Page:Revue pour les français, T1, 1906.djvu/85

Cette page a été validée par deux contributeurs.
55
NOTES SUR L’ALLEMAGNE IMPÉRIALE

médiocre. La beauté de son vouloir dissimula la pauvreté de ses vues. On le haussa au rang des grands génies. Il en descend chaque jour. Son principal défaut fut d’éclipser, sa vie durant, le prince infiniment plus éclairé que lui-même au service duquel se dépensait son entêtement. Les contemporains ont loué Guillaume ier d’avoir subi avec patience le joug du chancelier ; la postérité lui reprochera au contraire de n’avoir pas osé s’y soustraire.

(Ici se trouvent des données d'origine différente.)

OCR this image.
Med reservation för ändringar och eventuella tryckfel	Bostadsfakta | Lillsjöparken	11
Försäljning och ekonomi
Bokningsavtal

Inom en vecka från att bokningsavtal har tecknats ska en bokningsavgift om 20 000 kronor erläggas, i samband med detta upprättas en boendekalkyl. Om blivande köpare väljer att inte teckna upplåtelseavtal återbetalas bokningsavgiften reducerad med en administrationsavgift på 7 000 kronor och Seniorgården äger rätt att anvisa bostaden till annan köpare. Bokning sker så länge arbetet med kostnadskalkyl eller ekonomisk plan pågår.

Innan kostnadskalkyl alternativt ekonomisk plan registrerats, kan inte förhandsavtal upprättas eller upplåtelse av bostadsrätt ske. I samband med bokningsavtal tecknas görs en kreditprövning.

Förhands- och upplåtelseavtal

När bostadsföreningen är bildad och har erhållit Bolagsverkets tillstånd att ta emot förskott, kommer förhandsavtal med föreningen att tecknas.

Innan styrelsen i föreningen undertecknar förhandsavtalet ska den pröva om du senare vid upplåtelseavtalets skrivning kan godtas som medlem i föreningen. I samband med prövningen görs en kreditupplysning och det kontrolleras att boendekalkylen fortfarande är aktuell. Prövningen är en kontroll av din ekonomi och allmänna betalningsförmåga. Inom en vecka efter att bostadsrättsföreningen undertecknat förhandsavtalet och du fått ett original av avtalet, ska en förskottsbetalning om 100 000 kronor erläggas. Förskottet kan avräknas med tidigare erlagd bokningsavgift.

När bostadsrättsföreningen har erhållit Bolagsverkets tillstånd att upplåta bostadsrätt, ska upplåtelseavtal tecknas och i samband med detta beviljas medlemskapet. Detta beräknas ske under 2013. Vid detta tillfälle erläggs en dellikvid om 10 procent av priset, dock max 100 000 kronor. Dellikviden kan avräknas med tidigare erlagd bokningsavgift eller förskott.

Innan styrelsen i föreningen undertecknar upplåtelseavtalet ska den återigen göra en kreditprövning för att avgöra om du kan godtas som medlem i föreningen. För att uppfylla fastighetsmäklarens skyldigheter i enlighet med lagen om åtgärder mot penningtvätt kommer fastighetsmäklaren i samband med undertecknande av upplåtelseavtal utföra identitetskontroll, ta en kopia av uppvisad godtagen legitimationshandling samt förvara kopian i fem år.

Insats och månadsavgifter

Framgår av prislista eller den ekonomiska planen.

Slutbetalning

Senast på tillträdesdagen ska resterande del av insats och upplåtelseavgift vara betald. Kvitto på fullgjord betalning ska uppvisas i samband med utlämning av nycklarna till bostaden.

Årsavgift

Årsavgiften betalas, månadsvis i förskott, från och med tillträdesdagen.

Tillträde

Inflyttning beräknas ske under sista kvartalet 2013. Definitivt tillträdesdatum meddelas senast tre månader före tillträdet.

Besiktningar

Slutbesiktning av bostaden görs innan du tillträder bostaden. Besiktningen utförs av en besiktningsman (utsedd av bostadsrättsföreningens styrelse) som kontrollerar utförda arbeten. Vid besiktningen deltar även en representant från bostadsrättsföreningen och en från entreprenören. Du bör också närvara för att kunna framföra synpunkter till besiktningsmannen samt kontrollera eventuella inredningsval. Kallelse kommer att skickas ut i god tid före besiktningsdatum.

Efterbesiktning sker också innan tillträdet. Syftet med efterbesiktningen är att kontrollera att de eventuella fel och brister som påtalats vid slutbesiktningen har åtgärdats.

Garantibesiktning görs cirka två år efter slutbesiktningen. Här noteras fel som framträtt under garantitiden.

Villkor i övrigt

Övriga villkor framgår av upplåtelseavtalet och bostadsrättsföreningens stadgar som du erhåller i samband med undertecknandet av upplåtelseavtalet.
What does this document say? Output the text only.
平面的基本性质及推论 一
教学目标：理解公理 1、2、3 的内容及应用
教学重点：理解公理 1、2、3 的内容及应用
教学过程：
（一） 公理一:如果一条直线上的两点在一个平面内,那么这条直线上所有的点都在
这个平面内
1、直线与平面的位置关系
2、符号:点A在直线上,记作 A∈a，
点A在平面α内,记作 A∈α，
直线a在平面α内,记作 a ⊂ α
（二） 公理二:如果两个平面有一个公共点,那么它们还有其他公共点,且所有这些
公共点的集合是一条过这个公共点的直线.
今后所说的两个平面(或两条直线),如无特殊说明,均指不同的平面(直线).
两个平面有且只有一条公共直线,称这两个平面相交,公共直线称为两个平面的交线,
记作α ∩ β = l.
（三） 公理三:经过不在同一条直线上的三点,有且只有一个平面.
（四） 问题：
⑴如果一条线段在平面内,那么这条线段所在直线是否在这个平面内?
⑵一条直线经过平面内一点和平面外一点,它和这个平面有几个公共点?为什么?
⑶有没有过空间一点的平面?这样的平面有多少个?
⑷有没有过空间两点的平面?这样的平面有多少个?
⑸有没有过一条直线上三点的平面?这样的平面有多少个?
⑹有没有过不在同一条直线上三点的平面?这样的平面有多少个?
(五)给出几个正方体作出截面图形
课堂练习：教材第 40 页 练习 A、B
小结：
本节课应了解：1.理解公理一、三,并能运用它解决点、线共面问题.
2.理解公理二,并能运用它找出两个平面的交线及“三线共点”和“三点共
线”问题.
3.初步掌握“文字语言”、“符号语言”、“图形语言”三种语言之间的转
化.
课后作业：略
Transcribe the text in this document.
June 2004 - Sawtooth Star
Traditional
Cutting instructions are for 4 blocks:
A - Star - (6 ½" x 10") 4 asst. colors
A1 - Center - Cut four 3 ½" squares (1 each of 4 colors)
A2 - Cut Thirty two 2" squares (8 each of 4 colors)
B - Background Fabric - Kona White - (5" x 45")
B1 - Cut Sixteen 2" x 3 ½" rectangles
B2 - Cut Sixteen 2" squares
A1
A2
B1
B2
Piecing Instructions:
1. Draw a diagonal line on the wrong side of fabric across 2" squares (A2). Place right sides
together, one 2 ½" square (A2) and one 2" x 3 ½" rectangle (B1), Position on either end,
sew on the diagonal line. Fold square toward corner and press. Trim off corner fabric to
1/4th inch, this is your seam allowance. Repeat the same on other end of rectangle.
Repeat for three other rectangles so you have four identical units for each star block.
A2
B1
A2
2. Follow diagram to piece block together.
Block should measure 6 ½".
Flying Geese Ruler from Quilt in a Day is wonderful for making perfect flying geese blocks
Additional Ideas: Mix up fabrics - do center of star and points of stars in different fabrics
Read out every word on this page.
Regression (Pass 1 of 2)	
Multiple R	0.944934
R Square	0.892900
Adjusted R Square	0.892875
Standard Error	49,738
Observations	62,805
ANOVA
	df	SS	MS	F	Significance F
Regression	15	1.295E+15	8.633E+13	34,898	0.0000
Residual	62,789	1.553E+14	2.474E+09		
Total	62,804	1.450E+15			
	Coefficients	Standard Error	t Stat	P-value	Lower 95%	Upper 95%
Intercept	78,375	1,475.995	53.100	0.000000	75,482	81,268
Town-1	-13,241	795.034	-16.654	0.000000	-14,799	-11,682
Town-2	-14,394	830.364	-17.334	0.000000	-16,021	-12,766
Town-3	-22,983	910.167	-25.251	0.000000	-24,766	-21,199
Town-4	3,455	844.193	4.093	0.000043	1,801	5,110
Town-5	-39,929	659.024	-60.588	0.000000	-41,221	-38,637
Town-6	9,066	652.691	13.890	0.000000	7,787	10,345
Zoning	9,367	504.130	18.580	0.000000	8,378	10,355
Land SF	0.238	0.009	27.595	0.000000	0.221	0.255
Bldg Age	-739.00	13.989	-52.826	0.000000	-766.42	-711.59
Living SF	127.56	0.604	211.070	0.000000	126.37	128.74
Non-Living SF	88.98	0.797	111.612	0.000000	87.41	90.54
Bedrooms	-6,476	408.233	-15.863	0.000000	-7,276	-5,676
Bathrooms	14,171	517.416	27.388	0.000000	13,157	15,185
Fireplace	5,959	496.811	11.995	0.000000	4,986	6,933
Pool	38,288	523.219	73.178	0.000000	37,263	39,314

Leurs conceptions ne s’accordaient point. Otto de Bismarck jugeait de toutes choses en Prussien rétréci. Le roi de Prusse, lui, avait la mentalité d’un véritable empereur allemand. Après Sadowa il voulut ceindre la couronne de Bohême. Il se rappelait que l’Allemagne avait deux capitales Berlin et Vienne et qu’entre elles, presque à mi-distance sur la ligne qui les unit, se trouve Prague ; il sentait que les Tchèques, hypnotisés par le désir de voir relever le trône de saint Wenceslas, acclameraient pour souverain celui qui le premier oserait s’y asseoir. Il devinait aussi qu’une Bohême heureuse constituerait entre des mains allemandes une sorte d’otage de la paix slave… toutes choses profondément politiques. Par là Guillaume ier indiquait qu’il s’était fait une exacte conception de l’avenir allemand. L’Allemagne impériale devait à ses yeux constituer par sa puissance, sa richesse et son savoir le centre d’attraction des nationalités tangentes à elle et moindres par le nombre ou par la culture. Bismarck en jugeait tout autrement. Il n’avait d’autre ambition que d’accroître la Prusse de tout ce qu’elle pourrait placer et retenir sous sa domination.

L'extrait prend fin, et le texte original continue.